Enjoué et éminemment plastique, abordant un sujet grave – la résilience et le don de soi face à la mort – Okko et les fantômes de Kitarô Kôsaka repousse les limites de l’anime bien au-delà du simple divertissement. Étonnant.
Sélectionné en compétition au dernier festival d’Annecy, Okko et les fantômes de Kitarô Kôsaka, qui sera sur nos écrans en France avant même qu’il ne sorte au Japon, naît après l’exploitation d’un univers déjà largement plébiscité, puisqu’il est l’adaptation d’un livre initial au succès retentissant au Pays du Soleil Levant, de plusieurs tomes d’un Shōjo manga (dessiné par Eiko Ouchi) et d’une série pour la télévision.
Couronnant l’ensemble de cette production florissante, le projet de cinéma a été confié très tôt à Kitarô Kôsaka, dont il s’agit, certes, de la première réalisation, mais qui n’est pas un inconnu : il s’est affirmé comme l’un des plus anciens et prestigieux collaborateurs de Hayao Miyazaki, créateur de l’animation, parmi les plus beaux spécimens du Studio Ghibli, de Nausicaä de la vallée du vent (1984) au très beau Le vent se lève (2013), en passant par Le Château dans le ciel (1986) ou encore Princesse Mononoké (1997). Bref, un CV à faire rêver…

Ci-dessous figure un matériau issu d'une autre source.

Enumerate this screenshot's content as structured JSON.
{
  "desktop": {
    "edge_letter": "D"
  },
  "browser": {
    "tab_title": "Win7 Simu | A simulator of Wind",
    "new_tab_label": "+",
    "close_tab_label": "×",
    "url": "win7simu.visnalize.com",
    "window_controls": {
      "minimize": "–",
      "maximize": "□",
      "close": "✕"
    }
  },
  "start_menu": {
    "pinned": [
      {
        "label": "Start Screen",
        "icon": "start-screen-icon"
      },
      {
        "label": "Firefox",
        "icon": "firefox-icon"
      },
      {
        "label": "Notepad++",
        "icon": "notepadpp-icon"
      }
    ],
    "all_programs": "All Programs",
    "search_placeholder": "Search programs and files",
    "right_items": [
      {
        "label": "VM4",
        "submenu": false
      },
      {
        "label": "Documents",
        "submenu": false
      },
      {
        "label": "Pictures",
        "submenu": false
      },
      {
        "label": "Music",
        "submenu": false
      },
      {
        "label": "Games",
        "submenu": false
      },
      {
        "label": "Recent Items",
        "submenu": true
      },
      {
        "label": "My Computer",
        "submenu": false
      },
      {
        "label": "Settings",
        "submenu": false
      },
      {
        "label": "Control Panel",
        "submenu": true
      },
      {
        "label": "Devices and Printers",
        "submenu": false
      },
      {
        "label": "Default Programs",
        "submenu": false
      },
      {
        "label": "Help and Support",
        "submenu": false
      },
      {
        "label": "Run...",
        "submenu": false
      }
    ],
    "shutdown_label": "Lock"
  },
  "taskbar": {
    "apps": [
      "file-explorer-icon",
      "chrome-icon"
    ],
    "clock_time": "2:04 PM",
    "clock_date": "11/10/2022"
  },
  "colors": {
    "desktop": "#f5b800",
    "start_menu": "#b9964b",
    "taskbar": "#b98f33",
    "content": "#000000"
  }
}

À la vision d’Okko et les fantômes, le spectateur sent d’emblée Kitarô Kôsaka dans les pas du maître Miyazaki, dont il a notamment préservé l’ultra sensibilité caractéristique, quasi physique, pour représenter la nature environnante. Le film séduit aussi par son extrême sagacité : le trauma introductif d’Okko assistant à la mort brutale de ses parents lors d’un accident de voiture dont elle est miraculeusement rescapée, définit les contours psychologiques de son héroïne. Fil conducteur que l’on ne lâche jamais – qui rappelle, dans un tout autre genre, celui de Coco de Lee Unkrich -, le thème de la mort et de ses conséquences liées au phénomène de résistance au choc est le centre nerveux d’une expression colorée, débridée et fantastique (Okko voit concrètement des fantômes).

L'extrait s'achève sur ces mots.